Kindly advise on the oil type to be used for an X5 E53 2005 3.0i petrol engine gearbox (automatic transmission)
ATF II D?


----------



## Kelly Cheruiyot (Aug 12, 2021)

I have a problem with gear change from number 1 to 2, drained the oil, it's to dark and smells like it's burnt up.
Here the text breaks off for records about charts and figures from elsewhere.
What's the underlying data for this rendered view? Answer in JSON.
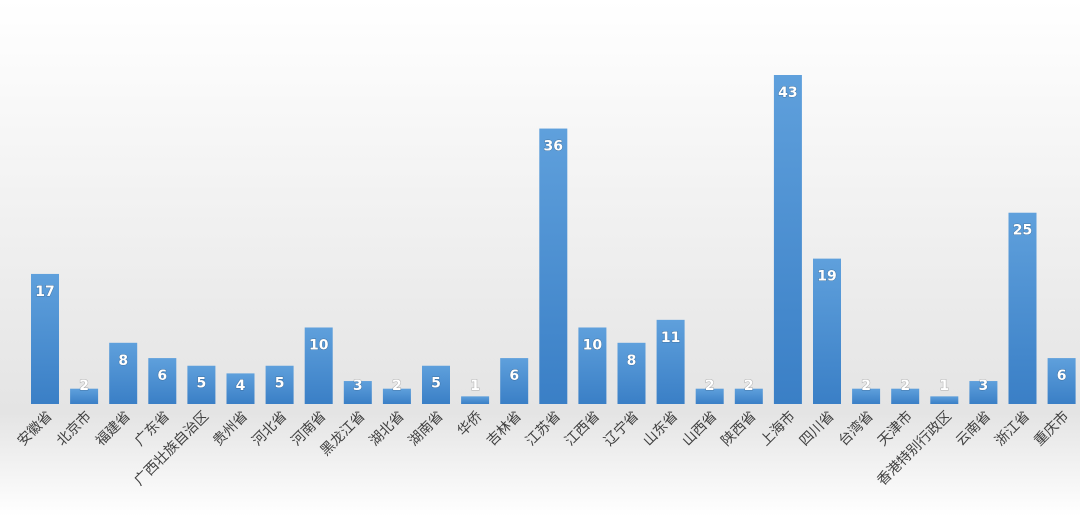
{
  "chart_data": {
    "type": "bar",
    "categories": [
      "安徽省",
      "北京市",
      "福建省",
      "广东省",
      "广西壮族自治区",
      "贵州省",
      "河北省",
      "河南省",
      "黑龙江省",
      "湖北省",
      "湖南省",
      "华侨",
      "吉林省",
      "江苏省",
      "江西省",
      "辽宁省",
      "山东省",
      "山西省",
      "陕西省",
      "上海市",
      "四川省",
      "台湾省",
      "天津市",
      "香港特别行政区",
      "云南省",
      "浙江省",
      "重庆市"
    ],
    "values": [
      17,
      2,
      8,
      6,
      5,
      4,
      5,
      10,
      3,
      2,
      5,
      1,
      6,
      36,
      10,
      8,
      11,
      2,
      2,
      43,
      19,
      2,
      2,
      1,
      3,
      25,
      6
    ],
    "color": "#4a8fd3"
  }
}
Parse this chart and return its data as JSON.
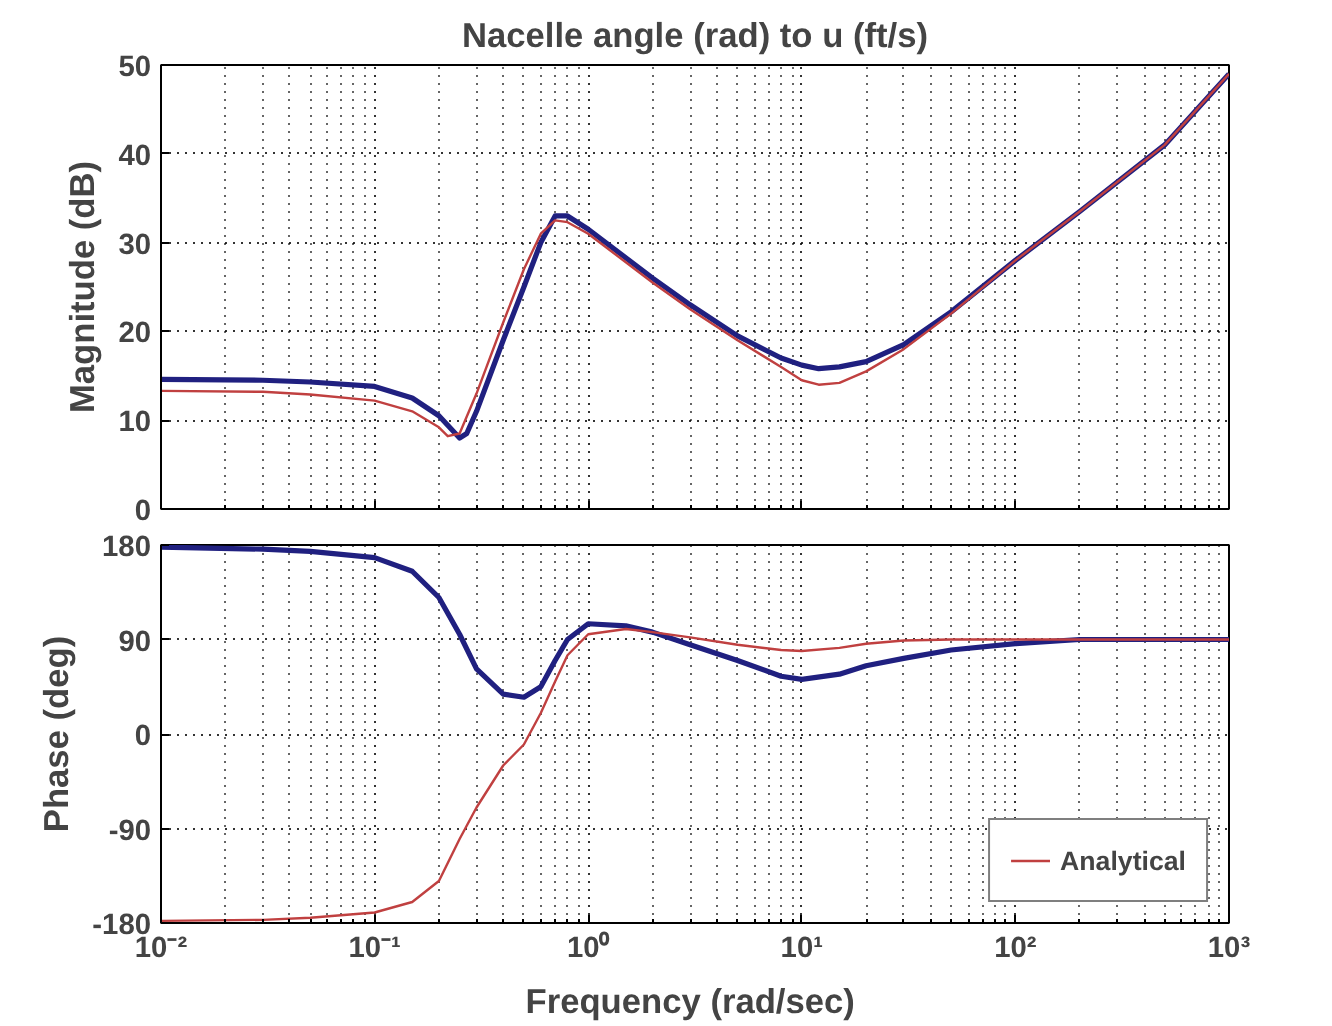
{
  "chart_data": [
    {
      "type": "line",
      "title": "Nacelle angle (rad) to u (ft/s)",
      "ylabel": "Magnitude (dB)",
      "log": "x",
      "grid": true,
      "tick_labels": "y",
      "legend": false,
      "xlim": [
        0.01,
        1000
      ],
      "xticks": [
        {
          "value": 0.01,
          "label": null
        },
        {
          "value": 0.1,
          "label": null
        },
        {
          "value": 1,
          "label": null
        },
        {
          "value": 10,
          "label": null
        },
        {
          "value": 100,
          "label": null
        },
        {
          "value": 1000,
          "label": null
        }
      ],
      "ylim": [
        0,
        50
      ],
      "yticks": [
        0,
        10,
        20,
        30,
        40,
        50
      ],
      "series": [
        {
          "color": "#c04040",
          "x": [
            0.01,
            0.03,
            0.05,
            0.1,
            0.15,
            0.2,
            0.22,
            0.25,
            0.3,
            0.4,
            0.5,
            0.6,
            0.7,
            0.8,
            1,
            2,
            3,
            5,
            8,
            10,
            12,
            15,
            20,
            30,
            50,
            100,
            200,
            500,
            1000
          ],
          "values": [
            13.3,
            13.2,
            12.9,
            12.2,
            11,
            9.2,
            8.2,
            8.5,
            13,
            21,
            27,
            31,
            32.5,
            32.3,
            31,
            25.5,
            22.5,
            19,
            16,
            14.5,
            14,
            14.2,
            15.5,
            18,
            22,
            28,
            33.5,
            41,
            49
          ]
        },
        {
          "color": "#202080",
          "x": [
            0.01,
            0.03,
            0.05,
            0.1,
            0.15,
            0.2,
            0.25,
            0.27,
            0.3,
            0.4,
            0.5,
            0.6,
            0.7,
            0.8,
            1,
            2,
            3,
            5,
            8,
            10,
            12,
            15,
            20,
            30,
            50,
            100,
            200,
            500,
            1000
          ],
          "values": [
            14.6,
            14.5,
            14.3,
            13.8,
            12.5,
            10.5,
            8,
            8.5,
            11,
            19,
            25,
            30,
            33,
            33,
            31.5,
            26,
            23,
            19.5,
            17,
            16.2,
            15.8,
            16,
            16.6,
            18.5,
            22.2,
            28,
            33.5,
            41,
            49
          ]
        }
      ]
    },
    {
      "type": "line",
      "xlabel": "Frequency  (rad/sec)",
      "ylabel": "Phase (deg)",
      "log": "x",
      "grid": true,
      "legend": "bottom right",
      "xlim": [
        0.01,
        1000
      ],
      "xticks": [
        {
          "value": 0.01,
          "label": "10⁻²"
        },
        {
          "value": 0.1,
          "label": "10⁻¹"
        },
        {
          "value": 1,
          "label": "10⁰"
        },
        {
          "value": 10,
          "label": "10¹"
        },
        {
          "value": 100,
          "label": "10²"
        },
        {
          "value": 1000,
          "label": "10³"
        }
      ],
      "ylim": [
        -180,
        180
      ],
      "yticks": [
        -180,
        -90,
        0,
        90,
        180
      ],
      "series": [
        {
          "name": "Analytical",
          "color": "#c04040",
          "x": [
            0.01,
            0.03,
            0.05,
            0.1,
            0.15,
            0.2,
            0.25,
            0.3,
            0.4,
            0.5,
            0.6,
            0.7,
            0.8,
            1,
            1.5,
            2,
            3,
            5,
            8,
            10,
            15,
            20,
            30,
            50,
            100,
            1000
          ],
          "values": [
            -178,
            -177,
            -175,
            -170,
            -160,
            -140,
            -100,
            -70,
            -30,
            -10,
            20,
            50,
            75,
            95,
            100,
            97,
            92,
            85,
            80,
            79,
            82,
            86,
            89,
            90,
            90,
            90
          ]
        },
        {
          "color": "#202080",
          "x": [
            0.01,
            0.03,
            0.05,
            0.1,
            0.15,
            0.2,
            0.25,
            0.3,
            0.4,
            0.5,
            0.6,
            0.7,
            0.8,
            1,
            1.5,
            2,
            3,
            5,
            8,
            10,
            15,
            20,
            30,
            50,
            100,
            200,
            1000
          ],
          "values": [
            178,
            176,
            174,
            168,
            155,
            130,
            95,
            62,
            38,
            35,
            45,
            70,
            90,
            105,
            103,
            97,
            85,
            70,
            55,
            52,
            57,
            65,
            72,
            80,
            86,
            90,
            90
          ]
        }
      ]
    }
  ]
}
Will need to change this for sure.
The transfer case night also have a problem with the actuator motor while engaging, the 4X4 comes up, after a short drive I clear with the DSC button
Probably the plastic gear wheel is worn out too.
But first I need replacement of gearbox oil, what type do I use


----------



## Doug Huffman (Apr 25, 2015)

Kelly Cheruiyot said:


> Kindly advise on the oil type to be used for an X5 E53 2005 3.0i petrol engine gearbox (automatic transmission)
> ATF II D?


Automatic Transmission Fluid to be used should be BMW / ZF Lifeguard in accordance with manufacturer’s recommendation.

Transfer Case must be 
BMW E53 X5 3.0i SAV / Repair Manuals and Technical Data / 27 Transfer box /
27 operating fluid overview Transmission oil Transfer box oil DTF 1 1l, Bottle 83222409710

or approved equivalent.


----------